After trial by jury defendant, Edward Wiatr, was convicted of driving while under the influence of intoxicating liquor (Ill. Rev. Stat. 1981, ch. 95 1/2, par. 11 — 501(a)(2)) and speeding (Ill. Rev. Stat. 1981, ch. 95 1//2, par. 11 — 601(b)). He was thereafter sentenced to a one-year term of probation, with nine days’ periodic imprisonment, and a fine of $100. Defendant appeals contending (1) his convictions for violation of these State statutes were void absence evidence in the record that his prosecution by a village attorney was authorized by the State’s Attorney; and (2) that the trial court erred in refusing to declare a mistrial or to strike the testimony of a witness who violated a sequestration order.

Defendant was arrested in the village of Lake in the Hills on March 23, 1982, by village police officer Robert Hughes for driving while intoxicated and traveling 72 miles per hour in a 55 miles per hour zone. Officer Hughes testified in trial that he observed defendant’s car weaving and clocked its speed on a radar machine. After stopping him, the officer smelled alcohol on defendant’s breath and administered field sobriety tests which defendant failed to perform correctly. The officer testified it was his opinion that defendant was speeding and was under the influence of alcohol. Sergeant James Wales of the village police department testified he came to the scene of defendant’s arrest and smelled alcohol on defendant’s breath. Defendant was taken to the police station where Sergeant Wales gave defendant a breathalyzer test, the results of which were introduced in trial showing the alcohol content to be .2%. The sergeant further testified he witnessed defendant attempting to perform physical sobriety tests administered by Officer Hughes, which defendant was unable to perform correctly, and that it was his opinion defendant was under the influence of alcohol.

Defendant testified he had consumed only three beers during the two hours preceding his arrest, and witnesses called by him testified defendant was not under the influence of intoxicating liquor.

Defendant’s primary contention is that his convictions must be reversed as the record of this case fails to disclose that the village attorney had permission from the State’s Attorney to prosecute him for these violations of the Illinois Vehicle Code (Ill.
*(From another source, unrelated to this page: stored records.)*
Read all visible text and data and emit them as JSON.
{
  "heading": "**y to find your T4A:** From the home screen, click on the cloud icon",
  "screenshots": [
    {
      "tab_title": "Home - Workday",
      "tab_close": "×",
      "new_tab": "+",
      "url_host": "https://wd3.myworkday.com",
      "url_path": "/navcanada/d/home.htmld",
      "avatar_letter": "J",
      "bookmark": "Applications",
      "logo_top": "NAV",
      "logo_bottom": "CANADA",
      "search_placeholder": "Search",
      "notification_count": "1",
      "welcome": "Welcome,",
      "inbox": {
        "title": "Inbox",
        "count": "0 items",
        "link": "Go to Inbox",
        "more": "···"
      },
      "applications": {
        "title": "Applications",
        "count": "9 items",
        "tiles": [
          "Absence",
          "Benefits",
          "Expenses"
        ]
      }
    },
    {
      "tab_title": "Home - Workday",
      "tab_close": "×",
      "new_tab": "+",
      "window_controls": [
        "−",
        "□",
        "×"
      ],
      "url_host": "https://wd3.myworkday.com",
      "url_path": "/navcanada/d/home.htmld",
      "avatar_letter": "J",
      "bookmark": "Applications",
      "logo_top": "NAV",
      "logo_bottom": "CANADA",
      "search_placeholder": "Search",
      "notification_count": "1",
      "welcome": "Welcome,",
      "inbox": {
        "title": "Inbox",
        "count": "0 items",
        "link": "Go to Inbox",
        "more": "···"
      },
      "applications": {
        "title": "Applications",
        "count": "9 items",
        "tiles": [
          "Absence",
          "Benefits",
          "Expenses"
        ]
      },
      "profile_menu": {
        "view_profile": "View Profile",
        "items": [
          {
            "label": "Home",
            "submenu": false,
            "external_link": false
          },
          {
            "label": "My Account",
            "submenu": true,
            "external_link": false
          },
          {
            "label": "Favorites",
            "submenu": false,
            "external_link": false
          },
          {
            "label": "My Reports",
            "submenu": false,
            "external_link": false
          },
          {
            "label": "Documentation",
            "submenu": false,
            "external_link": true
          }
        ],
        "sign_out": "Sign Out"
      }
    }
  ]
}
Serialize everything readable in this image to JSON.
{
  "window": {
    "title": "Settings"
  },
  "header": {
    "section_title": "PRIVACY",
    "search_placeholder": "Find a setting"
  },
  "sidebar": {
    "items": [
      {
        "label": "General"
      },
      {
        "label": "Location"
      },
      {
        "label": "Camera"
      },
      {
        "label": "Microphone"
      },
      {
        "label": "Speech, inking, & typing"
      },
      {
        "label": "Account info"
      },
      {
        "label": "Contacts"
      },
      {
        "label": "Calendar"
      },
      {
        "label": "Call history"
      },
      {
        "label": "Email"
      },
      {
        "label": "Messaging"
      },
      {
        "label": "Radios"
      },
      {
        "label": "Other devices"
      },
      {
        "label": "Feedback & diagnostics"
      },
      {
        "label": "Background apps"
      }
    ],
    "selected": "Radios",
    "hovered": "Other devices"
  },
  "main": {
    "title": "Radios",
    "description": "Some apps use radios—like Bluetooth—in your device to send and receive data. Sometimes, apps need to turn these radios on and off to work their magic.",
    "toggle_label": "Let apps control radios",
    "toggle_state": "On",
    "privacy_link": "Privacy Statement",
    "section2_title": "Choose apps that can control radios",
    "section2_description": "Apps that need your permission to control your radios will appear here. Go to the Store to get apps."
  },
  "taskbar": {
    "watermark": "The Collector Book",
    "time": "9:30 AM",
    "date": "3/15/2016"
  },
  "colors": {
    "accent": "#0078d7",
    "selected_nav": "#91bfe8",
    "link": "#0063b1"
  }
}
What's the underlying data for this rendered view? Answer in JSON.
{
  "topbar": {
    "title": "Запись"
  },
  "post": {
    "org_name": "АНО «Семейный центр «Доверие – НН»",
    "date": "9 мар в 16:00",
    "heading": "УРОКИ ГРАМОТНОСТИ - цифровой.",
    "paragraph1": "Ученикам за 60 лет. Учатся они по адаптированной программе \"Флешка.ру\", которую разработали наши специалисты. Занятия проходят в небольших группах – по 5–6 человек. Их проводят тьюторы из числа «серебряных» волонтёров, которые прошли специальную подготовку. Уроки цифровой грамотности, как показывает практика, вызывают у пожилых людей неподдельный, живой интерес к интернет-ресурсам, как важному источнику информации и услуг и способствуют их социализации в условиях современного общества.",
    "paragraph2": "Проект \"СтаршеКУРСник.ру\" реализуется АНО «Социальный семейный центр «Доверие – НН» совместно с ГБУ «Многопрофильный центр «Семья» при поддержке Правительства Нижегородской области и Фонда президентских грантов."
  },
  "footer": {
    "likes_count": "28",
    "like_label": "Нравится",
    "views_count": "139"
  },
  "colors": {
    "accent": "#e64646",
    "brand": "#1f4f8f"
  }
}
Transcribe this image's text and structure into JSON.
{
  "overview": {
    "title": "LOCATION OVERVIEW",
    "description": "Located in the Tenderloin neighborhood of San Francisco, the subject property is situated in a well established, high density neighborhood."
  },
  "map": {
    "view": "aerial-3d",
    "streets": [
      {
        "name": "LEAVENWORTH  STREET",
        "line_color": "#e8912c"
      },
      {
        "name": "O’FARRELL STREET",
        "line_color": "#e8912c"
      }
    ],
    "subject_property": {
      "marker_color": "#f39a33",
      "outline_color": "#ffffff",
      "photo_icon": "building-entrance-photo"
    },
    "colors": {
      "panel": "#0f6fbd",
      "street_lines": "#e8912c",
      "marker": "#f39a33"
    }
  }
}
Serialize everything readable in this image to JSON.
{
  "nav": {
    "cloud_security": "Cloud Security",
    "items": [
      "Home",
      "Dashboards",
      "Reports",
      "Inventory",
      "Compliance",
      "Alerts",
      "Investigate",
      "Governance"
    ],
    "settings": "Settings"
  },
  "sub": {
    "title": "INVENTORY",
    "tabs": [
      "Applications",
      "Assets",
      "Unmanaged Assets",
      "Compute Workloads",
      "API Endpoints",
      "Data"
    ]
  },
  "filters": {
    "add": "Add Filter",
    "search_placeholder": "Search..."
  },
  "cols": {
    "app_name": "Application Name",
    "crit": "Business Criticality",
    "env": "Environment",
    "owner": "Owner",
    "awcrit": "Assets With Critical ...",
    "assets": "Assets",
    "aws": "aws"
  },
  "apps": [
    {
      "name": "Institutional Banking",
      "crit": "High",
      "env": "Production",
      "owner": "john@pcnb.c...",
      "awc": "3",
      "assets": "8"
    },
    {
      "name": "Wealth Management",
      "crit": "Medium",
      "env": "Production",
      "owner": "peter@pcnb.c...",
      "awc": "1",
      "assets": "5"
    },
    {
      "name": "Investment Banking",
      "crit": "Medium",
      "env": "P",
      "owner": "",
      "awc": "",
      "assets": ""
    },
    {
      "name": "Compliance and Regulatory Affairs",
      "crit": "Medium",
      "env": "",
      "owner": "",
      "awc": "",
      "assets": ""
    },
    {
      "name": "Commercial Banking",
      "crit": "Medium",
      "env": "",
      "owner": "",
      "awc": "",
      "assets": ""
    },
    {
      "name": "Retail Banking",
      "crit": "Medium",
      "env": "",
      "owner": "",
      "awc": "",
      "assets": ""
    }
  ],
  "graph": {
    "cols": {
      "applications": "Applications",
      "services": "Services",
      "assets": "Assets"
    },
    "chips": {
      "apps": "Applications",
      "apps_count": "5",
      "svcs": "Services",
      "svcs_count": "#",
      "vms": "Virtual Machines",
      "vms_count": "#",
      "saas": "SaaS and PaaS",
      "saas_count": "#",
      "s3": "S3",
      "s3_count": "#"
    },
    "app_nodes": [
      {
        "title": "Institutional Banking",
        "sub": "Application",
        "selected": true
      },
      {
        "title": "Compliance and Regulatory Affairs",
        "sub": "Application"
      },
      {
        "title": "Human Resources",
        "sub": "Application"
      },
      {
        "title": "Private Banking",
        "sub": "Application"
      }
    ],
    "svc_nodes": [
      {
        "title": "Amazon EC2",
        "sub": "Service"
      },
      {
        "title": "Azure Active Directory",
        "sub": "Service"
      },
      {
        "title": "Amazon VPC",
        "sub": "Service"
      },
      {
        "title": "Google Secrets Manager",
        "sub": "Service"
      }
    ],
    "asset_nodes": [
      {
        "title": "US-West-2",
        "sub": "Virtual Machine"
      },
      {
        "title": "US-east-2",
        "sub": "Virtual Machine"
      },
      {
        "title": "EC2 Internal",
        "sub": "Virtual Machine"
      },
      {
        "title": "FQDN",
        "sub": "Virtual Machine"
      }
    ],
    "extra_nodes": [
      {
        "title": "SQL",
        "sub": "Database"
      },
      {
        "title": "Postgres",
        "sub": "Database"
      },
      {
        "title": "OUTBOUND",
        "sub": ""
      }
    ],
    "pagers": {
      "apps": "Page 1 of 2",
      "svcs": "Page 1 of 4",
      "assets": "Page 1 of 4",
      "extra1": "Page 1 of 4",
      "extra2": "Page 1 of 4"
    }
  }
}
Rev. Stat. 1981, ch. 95 1/2, par. 1 — 100 et seq.). The State agrees that a municipal attorney is authorized to prosecute such offenses only with the written permission of the State’s Attorney, but argues defendant has waived that issue by failing to challenge the authority of the village in the trial court, and, that proof of such delegation need not be presented in each case absent such challenge.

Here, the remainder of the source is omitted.